Control your blood cholesterol levels. High LDL (“bad”) and low HDL (“good”) cholesterol are both risks for atherosclerosis, which can lead to clots and thus a stroke. The advice above about diet, smoking, exercise, and weight control can help keep your cholesterol at healthy levels. If your physician advises, you may also need to take cholesterol-lowering drugs. Statins, in particular, have been shown to reduce stroke risk.

If you drink alcohol, keep your intake moderate. A daily drink for women, or two for men, has been shown to reduce the risk of ischemic stroke. This does not mean you should start drinking to reduce stroke risk. Alcohol can quickly turn from friend to foe if you drink more than moderately. Consuming more than a drink or two a day actually increases the risk of ischemic stroke. And, ironically, any drinking increases the risk of hemorrhagic stroke.

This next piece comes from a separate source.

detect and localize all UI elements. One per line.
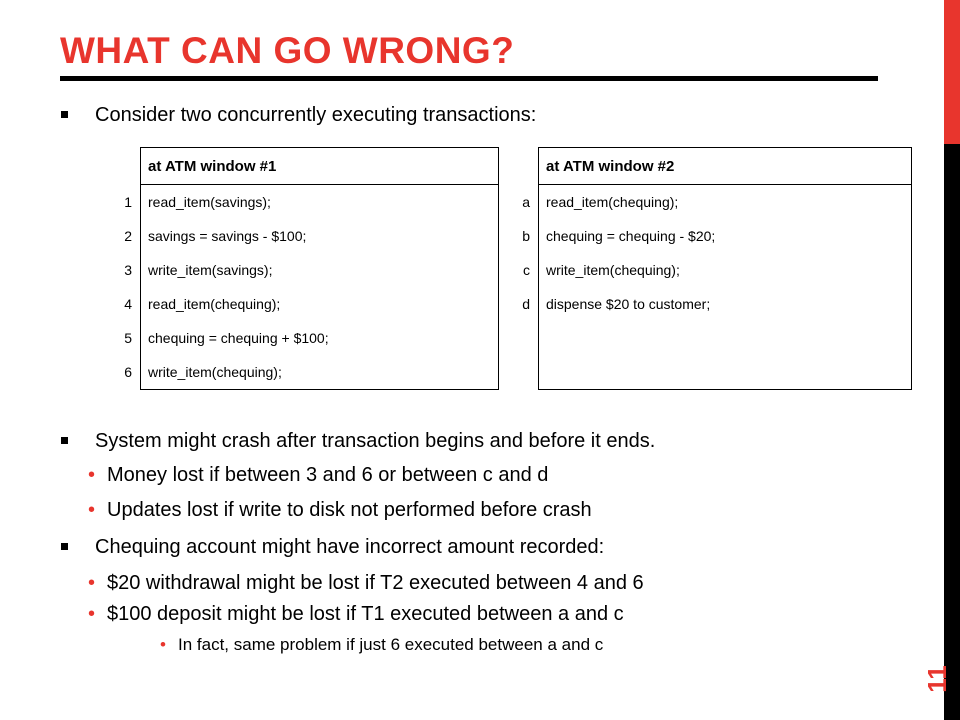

Aspirin, maybe. Low-dose aspirin (a quarter tablet, or 81 milligrams, daily) helps prevent heart attacks for some people, but if you are at risk for stroke, aspirin has some drawbacks. Low-dose aspirin can indeed reduce the risk of ischemic stroke, particularly a second stroke. But aspirin can promote bleeding and thus may increase the risk of hemorrhagic stroke, especially if you have uncontrolled high blood pressure. Before taking low-dose aspirin, talk with your doctor. For some people, but not all, its benefits outweigh its risks.

An important note on aspirin: If you think you are having a heart attack, the best advice is to chew and swallow a whole adult aspirin after calling 911. But you should not do this if you think you are having a stroke, because of its effect on bleeding; just call 911.